Sometimes, in a Supreme Court argument, a single phrase can speak volumes. Justice Anthony M. Kennedy, the one member of the Court who bore the most watching because the other eight seemed clearly to divide evenly, used the phrase “trusteeship of the United States government” as a shorthand way to describe how he views the regime set up by the Voting Rights Act of 1965 works. Of course, he meant it as a denunciation. If Kennedy believes that there is no way to justify any longer that kind of oversight of nine states that have to do the most to obey the 1965 law, that law may well be doomed. But it also was Kennedy who left the impression that he might be willing to go along with a potential way to short-circuit the case of Shelby County v. Holder, and allow the law to survive for some time more. The argument Wednesday in one of the most important cases of the Court’s current Term — a hearing that ran seventeen minutes longer than the allotted hour — left no doubt that four of the Justices (and maybe Kennedy with them) are just as troubled as they were four years ago when they last lambasted the selective enforcement approach mandated by history’s most successful civil rights law. Equally, there was no doubt that four Justices — including the two newest members — were prepared to let Congress have its way with the twenty-five-year extension of the law.

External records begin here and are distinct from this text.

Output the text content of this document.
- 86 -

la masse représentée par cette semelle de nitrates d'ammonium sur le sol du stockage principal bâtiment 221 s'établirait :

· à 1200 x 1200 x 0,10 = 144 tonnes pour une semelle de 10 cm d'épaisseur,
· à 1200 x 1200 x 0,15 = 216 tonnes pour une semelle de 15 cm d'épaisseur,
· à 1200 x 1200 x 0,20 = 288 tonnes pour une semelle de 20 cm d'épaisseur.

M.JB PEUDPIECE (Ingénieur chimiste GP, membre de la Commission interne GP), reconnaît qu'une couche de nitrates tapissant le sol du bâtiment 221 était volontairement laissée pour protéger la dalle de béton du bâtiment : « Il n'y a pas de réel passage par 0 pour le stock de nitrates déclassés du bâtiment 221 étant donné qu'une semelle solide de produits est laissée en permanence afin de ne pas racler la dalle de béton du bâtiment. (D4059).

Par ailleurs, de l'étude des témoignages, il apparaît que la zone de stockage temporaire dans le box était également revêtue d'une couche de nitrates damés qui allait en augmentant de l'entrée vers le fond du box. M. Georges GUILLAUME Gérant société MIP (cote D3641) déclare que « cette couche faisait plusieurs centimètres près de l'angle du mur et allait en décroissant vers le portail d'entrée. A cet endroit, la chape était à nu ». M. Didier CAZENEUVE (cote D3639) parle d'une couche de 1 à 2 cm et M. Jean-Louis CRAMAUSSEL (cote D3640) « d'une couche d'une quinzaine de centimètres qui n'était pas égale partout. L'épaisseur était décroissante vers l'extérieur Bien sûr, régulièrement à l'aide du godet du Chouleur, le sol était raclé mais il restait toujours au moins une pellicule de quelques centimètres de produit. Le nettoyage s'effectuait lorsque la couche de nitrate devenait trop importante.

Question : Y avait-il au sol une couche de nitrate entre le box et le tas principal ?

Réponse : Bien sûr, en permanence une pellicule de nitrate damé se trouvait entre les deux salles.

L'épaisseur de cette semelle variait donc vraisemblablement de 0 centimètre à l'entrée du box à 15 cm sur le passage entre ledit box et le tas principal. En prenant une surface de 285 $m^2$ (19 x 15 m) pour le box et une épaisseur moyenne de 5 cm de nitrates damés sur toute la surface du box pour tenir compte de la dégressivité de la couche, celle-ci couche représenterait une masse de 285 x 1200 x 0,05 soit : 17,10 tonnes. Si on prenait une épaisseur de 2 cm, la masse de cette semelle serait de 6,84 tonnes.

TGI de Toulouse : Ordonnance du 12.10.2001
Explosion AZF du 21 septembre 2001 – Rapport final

Naturally, that meant the potential swing vote would be held by Justice Kennedy. His heart evidently was with the sentiment that Congress’s failure to make the law’s key Section 5 reach more widely and its failure to change the Section 4 formula by which states and local governments get covered should lead the Court to strike down one or both of those provisions.
Kennedy most clearly displayed that sentiment when he put a portentous question to the federal government’s lawyer, Solicitor General Donald B. Verrilli, Jr. It was a rather peculiarly worded question, but its thrust was very clear. If Alabama wants to put up monuments to the heroes of civil rights, in order to “acknowledge the wrongs of its past,” the Justice asked, ”is it better off doing it if it’s an own independent sovereign or if it’s under the trusteeship of the United States government?”
Verrilli, who had just told Kennedy that the government does respect the system of American federalism, had no direct answer to the tougher question. He felt a need in response to repeat the claim that Congress had acted cautiously in 2006 when it reenacted the 1965 law, and took “a more prudent course, even given the federalism concerns.”
But those who had attended the Court’s last hearing on the constitutionality of the 1965 law, four years ago, could recall that Kennedy was equally disturbed then about the threat he saw to states’ rights, and yet the Court concluded that case without striking down the law. It found a way to ease the burden of the law, for local governments, and left it at that.